Ever since I can remember, Smokey the Bear has been telling us that only WE can prevent forest fires.
So, who told Smokey that the Prime Directive was to Prevent Forest Fires? Well, since the 1940s, the US Department of Agriculture used him to prevent Human-caused fires. In later years, Environmental Wackos did their best to make sure that the National Forests remained in their pristine condition. They did this by basically putting the forestry profession as much out of business as possible, to “preserve” the National Forests for whatever endangered species they could find. Humans were considered destroyers of both forests and wildlife. So national policy discouraged logging in national forests for many years.
The result of this enlightened policy was entire regions decimated by the logging companies put out of business. On the Olympic Peninsula in Washington State, towns like Forks which had had thriving economies were deprived of their ability to support their people. Unfortunately, when evergreen forests are not thinned, and fires are prevented, they build up heavy loads of underbrush, which in summer are fire hazards. Another plague that has hit especially Western National Forests has been the pine bark beetle, which thrives on the wood of Ponderosa and other pine trees. The dead trees killed by the beetle remain dried-out, and standing among the live trees, just waiting for that bolt of lightning. Here is a picture of a forest in California. The red trees were killed by the beetles.
And here is the slope of Mount Rushmore. See the dying trees?
So I have come up with a proposal that should be a win-win-win situation.
First, the Federal Government should hold regional auctions, covering portions of the National Forests. They would auction off, to the highest private-sector bidder, the rights to log their territory, ONLY removing dead or dying trees, and dry underbrush.

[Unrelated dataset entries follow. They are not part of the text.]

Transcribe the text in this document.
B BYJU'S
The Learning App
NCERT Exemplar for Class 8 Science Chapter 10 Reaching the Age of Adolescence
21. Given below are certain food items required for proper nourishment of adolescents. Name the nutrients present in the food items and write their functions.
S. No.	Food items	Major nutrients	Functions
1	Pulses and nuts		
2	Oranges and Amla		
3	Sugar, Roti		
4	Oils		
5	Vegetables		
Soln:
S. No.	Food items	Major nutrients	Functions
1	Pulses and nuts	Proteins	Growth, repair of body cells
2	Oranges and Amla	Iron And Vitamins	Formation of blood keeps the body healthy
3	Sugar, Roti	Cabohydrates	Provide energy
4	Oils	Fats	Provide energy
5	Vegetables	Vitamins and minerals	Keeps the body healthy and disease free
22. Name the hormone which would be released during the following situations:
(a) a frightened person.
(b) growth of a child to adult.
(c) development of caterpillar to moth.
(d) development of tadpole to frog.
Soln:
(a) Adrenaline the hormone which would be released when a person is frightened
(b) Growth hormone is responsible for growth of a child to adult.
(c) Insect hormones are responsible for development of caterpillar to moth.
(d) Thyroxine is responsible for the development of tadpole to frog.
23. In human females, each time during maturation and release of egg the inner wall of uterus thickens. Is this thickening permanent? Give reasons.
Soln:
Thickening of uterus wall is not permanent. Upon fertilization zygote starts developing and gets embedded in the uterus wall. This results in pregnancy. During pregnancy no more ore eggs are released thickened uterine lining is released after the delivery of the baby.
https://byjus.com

This type of auction would have many beneficial effects. First, it would bring in money to the government, to help it manage the National Forests. Second, it would improve the conditions in the forests, as dead and dying trees were removed and fire danger thus reduced, and the remaining trees would be healthier overall. And Third, it would create jobs in the forestry industry, allowing professional logging companies to get back to their work, and reviving the economies of Western towns that used to depend on logging for their livelihoods. Those loggers could sell their wood wherever they could find markets, and furniture-makers and others would have a large supply of wood with which to create products. So everyone, except maybe the Environmental Wackos, would benefit. Finally, society as a whole would benefit from the sight of forests that are greener and healthier.